Recent findings from a bushfire recovery project report should not provide anything new to experienced forest scientists and land managers. One exception is the changing language.

For example, the “epicormic buds” under the eucalypt bark, are now referred to as “recovery buds” by the 21st century academic experts.

Do our conservation experts have that much difficulty in understanding longstanding descriptions of plant parts?

In the conclusion, among other things, the report claims the best chance for post fire forest recovery combines a number of strategies including: “(2) do not disturb burnt areas any further (see also Report No 4 of this Bushfire Fact series [];” As Report No. 4 has not yet been published on the website, we will have to wait to see what new information they come up with to support this conclusion.

SETA questions this conclusion, as less regulated post high intensity fire salvage harvesting has been undertaken for more than 80 years. The biodiversity outcomes don’t seem to have been adversely affected.

For example, former areas of Nadgee State Forest south of Eden NSW were heavily salvaged after a high intensity fire killed mature Silvertop Ash and severely damaged other mature eucalypt species in December 1972. These salvaged areas were again burnt in November 1980.

The salvage areas were added to Nadgee Nature Reserve and in September 1994, these areas became part of the 13,775 hectare, Nadgee Wilderness. The Nadgee Wilderness now forms part of the 25,900 hectare, Nadgee (NSW)-Howe (Vic) Wilderness Area.

A section of the Howe Wilderness Area was subject to extensive “seed tree” system harvesting in the latter 1970s as well as some intense wildfire events. Yet both areas are purported “to be the best representation of pre- European coastal vegetation in south eastern Australia (Parks Victoria website 2013).”

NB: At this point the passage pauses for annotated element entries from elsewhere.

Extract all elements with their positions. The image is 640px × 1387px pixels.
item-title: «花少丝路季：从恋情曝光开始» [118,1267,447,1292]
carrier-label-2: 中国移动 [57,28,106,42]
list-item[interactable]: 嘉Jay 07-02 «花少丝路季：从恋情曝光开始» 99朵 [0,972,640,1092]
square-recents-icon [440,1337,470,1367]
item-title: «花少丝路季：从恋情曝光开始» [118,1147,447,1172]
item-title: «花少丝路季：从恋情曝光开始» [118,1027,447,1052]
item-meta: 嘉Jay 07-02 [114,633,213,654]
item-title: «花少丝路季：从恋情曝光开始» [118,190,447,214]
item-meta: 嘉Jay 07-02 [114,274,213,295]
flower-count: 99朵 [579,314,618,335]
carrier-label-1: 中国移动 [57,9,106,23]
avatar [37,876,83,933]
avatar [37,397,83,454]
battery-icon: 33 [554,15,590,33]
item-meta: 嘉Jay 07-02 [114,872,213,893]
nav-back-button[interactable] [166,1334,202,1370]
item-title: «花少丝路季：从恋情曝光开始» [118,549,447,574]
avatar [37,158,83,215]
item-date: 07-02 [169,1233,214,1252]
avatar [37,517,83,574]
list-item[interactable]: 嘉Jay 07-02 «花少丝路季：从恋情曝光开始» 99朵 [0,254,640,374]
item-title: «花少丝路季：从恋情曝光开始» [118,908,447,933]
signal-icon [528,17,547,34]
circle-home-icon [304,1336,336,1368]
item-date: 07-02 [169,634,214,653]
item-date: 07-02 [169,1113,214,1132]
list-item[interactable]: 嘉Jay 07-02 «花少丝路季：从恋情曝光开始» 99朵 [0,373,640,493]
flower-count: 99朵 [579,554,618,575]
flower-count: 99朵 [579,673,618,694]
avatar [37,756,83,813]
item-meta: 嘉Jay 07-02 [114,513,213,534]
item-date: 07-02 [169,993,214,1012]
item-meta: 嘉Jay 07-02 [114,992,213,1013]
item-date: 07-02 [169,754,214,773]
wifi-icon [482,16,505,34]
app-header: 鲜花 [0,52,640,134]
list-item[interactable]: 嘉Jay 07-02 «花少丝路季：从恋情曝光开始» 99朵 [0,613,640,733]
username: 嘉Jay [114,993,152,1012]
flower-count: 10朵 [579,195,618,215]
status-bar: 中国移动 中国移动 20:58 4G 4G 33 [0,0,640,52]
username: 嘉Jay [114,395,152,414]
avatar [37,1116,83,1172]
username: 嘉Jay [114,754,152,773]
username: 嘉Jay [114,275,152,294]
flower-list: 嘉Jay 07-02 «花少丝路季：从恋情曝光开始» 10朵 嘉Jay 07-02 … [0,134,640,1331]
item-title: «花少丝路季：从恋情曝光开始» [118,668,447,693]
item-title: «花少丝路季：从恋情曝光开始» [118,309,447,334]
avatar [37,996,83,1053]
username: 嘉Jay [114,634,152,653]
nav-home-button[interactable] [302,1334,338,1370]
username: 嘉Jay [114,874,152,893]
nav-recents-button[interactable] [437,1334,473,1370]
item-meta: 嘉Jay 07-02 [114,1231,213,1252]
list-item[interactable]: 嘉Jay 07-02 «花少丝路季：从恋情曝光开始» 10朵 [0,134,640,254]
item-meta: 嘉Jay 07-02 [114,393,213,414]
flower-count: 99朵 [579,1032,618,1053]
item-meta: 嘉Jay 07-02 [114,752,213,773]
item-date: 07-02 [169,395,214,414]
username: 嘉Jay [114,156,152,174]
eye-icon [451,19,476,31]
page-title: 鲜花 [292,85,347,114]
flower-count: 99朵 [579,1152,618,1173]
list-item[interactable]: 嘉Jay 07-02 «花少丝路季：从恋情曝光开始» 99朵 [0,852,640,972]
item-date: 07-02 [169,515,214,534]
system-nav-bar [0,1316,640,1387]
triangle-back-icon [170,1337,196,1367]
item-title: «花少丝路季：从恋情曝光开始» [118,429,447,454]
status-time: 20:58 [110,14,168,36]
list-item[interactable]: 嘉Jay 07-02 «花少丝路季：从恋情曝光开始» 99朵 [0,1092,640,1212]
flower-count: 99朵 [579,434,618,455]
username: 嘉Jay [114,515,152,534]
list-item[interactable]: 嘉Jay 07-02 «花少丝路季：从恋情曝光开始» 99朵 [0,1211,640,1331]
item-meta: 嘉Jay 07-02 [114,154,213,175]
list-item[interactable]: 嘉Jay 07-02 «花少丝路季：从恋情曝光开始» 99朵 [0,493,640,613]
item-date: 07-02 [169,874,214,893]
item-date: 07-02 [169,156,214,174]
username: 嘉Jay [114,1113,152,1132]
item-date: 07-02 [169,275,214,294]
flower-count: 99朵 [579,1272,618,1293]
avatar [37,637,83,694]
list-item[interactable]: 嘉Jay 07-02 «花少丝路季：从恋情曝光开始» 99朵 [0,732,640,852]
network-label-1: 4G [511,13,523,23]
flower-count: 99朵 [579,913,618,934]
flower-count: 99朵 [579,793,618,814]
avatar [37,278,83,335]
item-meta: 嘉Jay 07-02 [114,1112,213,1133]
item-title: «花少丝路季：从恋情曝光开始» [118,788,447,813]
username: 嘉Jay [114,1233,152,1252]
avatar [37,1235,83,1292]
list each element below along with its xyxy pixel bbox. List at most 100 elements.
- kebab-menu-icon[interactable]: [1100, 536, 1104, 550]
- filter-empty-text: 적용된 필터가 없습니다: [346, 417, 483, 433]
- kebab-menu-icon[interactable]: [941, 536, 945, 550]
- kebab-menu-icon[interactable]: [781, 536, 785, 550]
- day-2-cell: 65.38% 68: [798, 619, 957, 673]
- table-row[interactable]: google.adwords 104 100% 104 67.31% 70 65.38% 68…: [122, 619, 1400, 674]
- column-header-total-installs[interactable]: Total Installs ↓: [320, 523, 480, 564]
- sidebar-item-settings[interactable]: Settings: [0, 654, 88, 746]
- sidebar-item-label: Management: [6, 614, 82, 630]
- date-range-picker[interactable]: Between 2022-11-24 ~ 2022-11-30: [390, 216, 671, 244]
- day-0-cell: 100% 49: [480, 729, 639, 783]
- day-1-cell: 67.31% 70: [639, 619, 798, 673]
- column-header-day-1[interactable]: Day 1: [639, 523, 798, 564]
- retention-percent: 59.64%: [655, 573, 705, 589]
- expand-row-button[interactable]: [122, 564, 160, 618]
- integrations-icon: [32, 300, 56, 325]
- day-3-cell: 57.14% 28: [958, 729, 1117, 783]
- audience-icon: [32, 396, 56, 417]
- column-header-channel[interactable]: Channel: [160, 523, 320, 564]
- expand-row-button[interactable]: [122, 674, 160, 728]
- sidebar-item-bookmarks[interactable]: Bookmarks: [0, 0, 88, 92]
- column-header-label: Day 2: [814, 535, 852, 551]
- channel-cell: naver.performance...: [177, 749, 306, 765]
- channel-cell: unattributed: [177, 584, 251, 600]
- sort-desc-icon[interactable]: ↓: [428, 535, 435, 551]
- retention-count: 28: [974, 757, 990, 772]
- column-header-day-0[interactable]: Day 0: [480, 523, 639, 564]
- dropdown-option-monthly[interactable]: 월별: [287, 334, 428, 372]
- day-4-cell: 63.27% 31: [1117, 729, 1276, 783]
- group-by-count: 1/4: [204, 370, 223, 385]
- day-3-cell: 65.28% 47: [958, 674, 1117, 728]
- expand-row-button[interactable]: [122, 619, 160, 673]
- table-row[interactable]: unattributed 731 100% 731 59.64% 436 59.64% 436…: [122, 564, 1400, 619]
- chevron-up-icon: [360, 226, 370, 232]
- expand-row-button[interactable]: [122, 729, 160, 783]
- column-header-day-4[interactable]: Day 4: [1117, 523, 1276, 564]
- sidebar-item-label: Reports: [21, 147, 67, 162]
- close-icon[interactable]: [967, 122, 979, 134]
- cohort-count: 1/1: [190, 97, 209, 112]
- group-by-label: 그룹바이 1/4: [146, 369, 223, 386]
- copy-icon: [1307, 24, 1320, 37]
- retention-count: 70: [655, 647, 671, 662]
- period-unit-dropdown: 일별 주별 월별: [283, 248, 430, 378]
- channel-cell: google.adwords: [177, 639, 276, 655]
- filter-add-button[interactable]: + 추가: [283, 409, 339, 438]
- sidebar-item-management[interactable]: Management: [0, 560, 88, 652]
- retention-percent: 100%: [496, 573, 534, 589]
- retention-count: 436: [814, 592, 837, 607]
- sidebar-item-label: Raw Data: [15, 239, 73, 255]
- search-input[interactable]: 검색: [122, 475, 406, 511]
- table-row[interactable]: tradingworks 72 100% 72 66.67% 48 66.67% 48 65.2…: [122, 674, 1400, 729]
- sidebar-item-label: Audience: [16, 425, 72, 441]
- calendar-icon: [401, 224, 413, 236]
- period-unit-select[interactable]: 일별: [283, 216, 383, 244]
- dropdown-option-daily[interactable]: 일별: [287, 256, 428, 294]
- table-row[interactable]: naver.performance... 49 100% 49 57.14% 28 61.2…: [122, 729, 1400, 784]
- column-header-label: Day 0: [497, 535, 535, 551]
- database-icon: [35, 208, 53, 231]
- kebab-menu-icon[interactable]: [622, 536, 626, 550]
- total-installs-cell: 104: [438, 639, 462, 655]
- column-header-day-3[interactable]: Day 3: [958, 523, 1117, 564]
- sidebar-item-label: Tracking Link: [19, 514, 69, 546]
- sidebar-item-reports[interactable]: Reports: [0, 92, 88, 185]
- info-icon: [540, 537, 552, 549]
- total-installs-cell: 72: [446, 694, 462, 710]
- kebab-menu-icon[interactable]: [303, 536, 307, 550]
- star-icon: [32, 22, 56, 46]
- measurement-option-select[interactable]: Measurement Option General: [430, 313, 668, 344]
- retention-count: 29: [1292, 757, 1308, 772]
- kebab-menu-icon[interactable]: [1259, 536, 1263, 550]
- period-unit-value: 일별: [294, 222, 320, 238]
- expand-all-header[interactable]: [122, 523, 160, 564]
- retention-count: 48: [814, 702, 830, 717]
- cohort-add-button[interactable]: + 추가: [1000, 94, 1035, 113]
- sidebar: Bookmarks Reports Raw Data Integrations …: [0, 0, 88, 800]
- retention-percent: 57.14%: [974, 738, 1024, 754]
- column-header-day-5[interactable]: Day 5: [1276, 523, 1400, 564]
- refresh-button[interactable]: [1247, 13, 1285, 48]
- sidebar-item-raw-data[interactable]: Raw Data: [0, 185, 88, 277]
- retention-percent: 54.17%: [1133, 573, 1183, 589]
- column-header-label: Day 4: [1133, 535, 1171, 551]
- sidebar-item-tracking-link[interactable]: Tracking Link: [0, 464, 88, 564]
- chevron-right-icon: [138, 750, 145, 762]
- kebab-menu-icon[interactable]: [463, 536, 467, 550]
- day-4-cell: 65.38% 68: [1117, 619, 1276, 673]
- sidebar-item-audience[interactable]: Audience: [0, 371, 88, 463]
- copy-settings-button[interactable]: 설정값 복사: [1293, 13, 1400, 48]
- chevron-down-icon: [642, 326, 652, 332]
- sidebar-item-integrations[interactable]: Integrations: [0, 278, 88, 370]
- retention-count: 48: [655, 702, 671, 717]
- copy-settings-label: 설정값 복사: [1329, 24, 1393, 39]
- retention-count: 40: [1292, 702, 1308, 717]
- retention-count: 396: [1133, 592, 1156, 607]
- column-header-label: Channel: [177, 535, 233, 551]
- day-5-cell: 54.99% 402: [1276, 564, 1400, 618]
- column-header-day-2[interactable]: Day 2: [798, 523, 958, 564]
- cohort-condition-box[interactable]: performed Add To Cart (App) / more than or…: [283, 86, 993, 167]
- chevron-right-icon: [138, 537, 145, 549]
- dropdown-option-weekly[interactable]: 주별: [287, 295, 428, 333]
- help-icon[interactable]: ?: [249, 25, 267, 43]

While the report supports the NSW EPA and activist charity positions on eliminating native forest harvest on public land, the broader information does beg several questions.

Is the NSW EPA being reasonable in its approach to post fire harvesting on the NSW north and south coasts?

Is development of our conservation reserve system based on a wilderness myth, where changing land tenure, not conservation management is the only driving force?

Peter Rutherford is spokesperson for South East Timber Association (SETA) and is a well-respected forestry scientist of 40 years standing.